My situation exactly.

Quoting soontobemom85:

I agree. Me n dh were in engaged when i got pregnant. We got married when our ds was 5 months old


xoch86
by Gold Member on May. 30, 2012 at 1:16 PM
Quoting Anonymous:




well then again, i reapeat he is every bit my husband as someone who signed a paper. I may be 26 years old, but i am not a child who goes arond playing those make up/break up games.

you ask if i want all that a marriage has to offer why im opposed to a legal marriage? well, i believe i do have everything a marriage has to offer. i dont think there is a single thing i dont have that a "married" couple doesnt have. we have a will that gives mysefl and my children legal right to everything we have.. so whats missing? and why would that be not considered right?

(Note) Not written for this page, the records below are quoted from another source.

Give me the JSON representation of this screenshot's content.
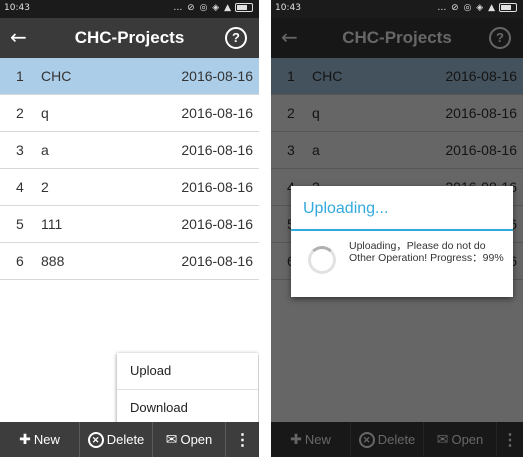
{
  "status_bar": {
    "time": "10:43",
    "icons": "… ⊘ ◎ ◈ ▲"
  },
  "header": {
    "back_glyph": "←",
    "title": "CHC-Projects",
    "help_glyph": "?"
  },
  "projects": [
    {
      "num": "1",
      "name": "CHC",
      "date": "2016-08-16"
    },
    {
      "num": "2",
      "name": "q",
      "date": "2016-08-16"
    },
    {
      "num": "3",
      "name": "a",
      "date": "2016-08-16"
    },
    {
      "num": "4",
      "name": "2",
      "date": "2016-08-16"
    },
    {
      "num": "5",
      "name": "111",
      "date": "2016-08-16"
    },
    {
      "num": "6",
      "name": "888",
      "date": "2016-08-16"
    }
  ],
  "popup_menu": {
    "upload_label": "Upload",
    "download_label": "Download"
  },
  "toolbar": {
    "new_label": "New",
    "delete_label": "Delete",
    "open_label": "Open",
    "more_glyph": "⋮"
  },
  "dialog": {
    "title": "Uploading...",
    "message": "Uploading，Please do not do Other Operation! Progress：99%",
    "progress_percent": 99
  },
  "colors": {
    "selected_row": "#abcde8",
    "title_bar": "#3a3a3a",
    "toolbar": "#3d3d3d",
    "dialog_accent": "#33aadd"
  }
}
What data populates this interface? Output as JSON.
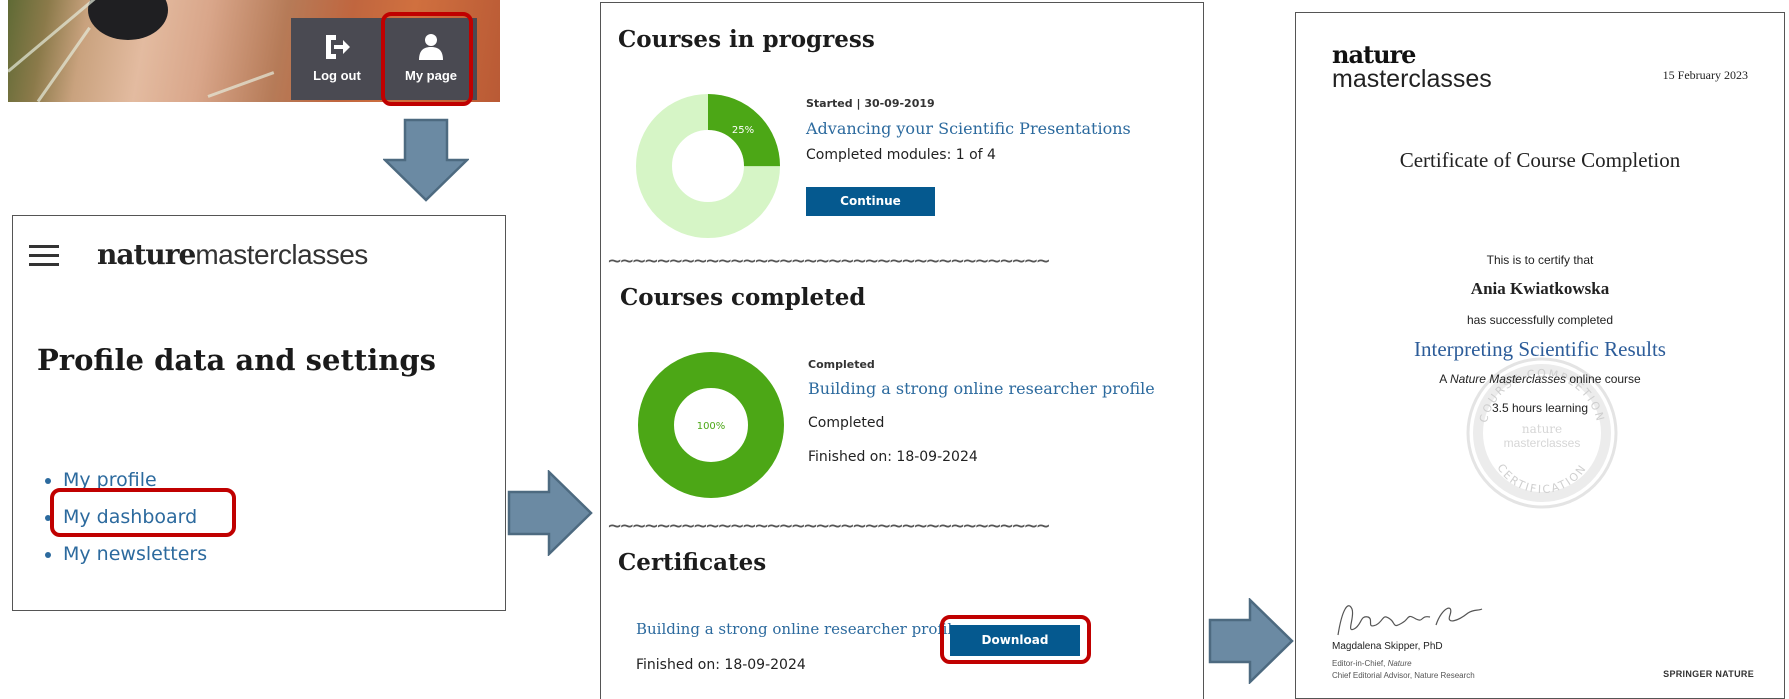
{
  "topbar": {
    "logout_label": "Log out",
    "mypage_label": "My page"
  },
  "profile_panel": {
    "logo_bold": "nature",
    "logo_light": "masterclasses",
    "title": "Profile data and settings",
    "links": [
      "My profile",
      "My dashboard",
      "My newsletters"
    ]
  },
  "in_progress": {
    "title": "Courses in progress",
    "started_label": "Started",
    "started_date": "30-09-2019",
    "course_title": "Advancing your Scientific Presentations",
    "modules": "Completed modules: 1 of 4",
    "percent_label": "25%",
    "percent": 25,
    "button": "Continue"
  },
  "completed": {
    "title": "Courses completed",
    "status_label": "Completed",
    "course_title": "Building a strong online researcher profile",
    "status": "Completed",
    "finished": "Finished on: 18-09-2024",
    "percent_label": "100%",
    "percent": 100
  },
  "certificates": {
    "title": "Certificates",
    "course_title": "Building a strong online researcher profile",
    "finished": "Finished on: 18-09-2024",
    "button": "Download"
  },
  "certificate": {
    "logo_bold": "nature",
    "logo_light": "masterclasses",
    "date": "15 February 2023",
    "heading": "Certificate of Course Completion",
    "certify": "This is to certify that",
    "name": "Ania Kwiatkowska",
    "completed": "has successfully completed",
    "course": "Interpreting Scientific Results",
    "desc_a": "A ",
    "desc_em": "Nature Masterclasses",
    "desc_b": " online course",
    "hours": "3.5 hours learning",
    "seal_top": "COURSE COMPLETION",
    "seal_bottom": "CERTIFICATION",
    "seal_center_1": "nature",
    "seal_center_2": "masterclasses",
    "signature": "Magdalena Skipper",
    "signer": "Magdalena Skipper, PhD",
    "role1_a": "Editor-in-Chief, ",
    "role1_em": "Nature",
    "role2": "Chief Editorial Advisor, Nature Research",
    "publisher": "SPRINGER NATURE"
  },
  "colors": {
    "link": "#2c6a9e",
    "highlight": "#c00000",
    "button": "#05598f",
    "donut_fill": "#4ca716",
    "donut_bg": "#d6f5c6",
    "arrow": "#6b8aa3"
  }
}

i did not mistakingly make my daughter with her father. i was committed to her father, exactly as i am to my husband now and we had her with that same love, devotion, and understanding. we were good parents, but unfortunately as time passed, we were not a good couple. we know who we were before and after our daghter was born, but everyone grows and changes as time passes and sometimes it doesnt work out. does that make him any less worthy of fathering a child with? i certainly dont think so..

and again, our family, HER family is not broken. it is extended. no her parents dont live together, but she lives on both sides of that family with two parent, a mom and dad on both sides. and he will tell u, that leaving her with me is just as easy as it is to leave her with her grandmother because we are all family to her just the same. you say she doesnt have a mom and a dad at home? hell yah she does, again, on both sides! you say every kid wants that, well MY kid is super lucky then, cause she gets that times 2! which is the point of this post, right?

her father was just fine before AND after our daughter, but was not the right fit for me. BUT she was none the less created with the same commitment as any other married couple, so i still fail to see YOUR point.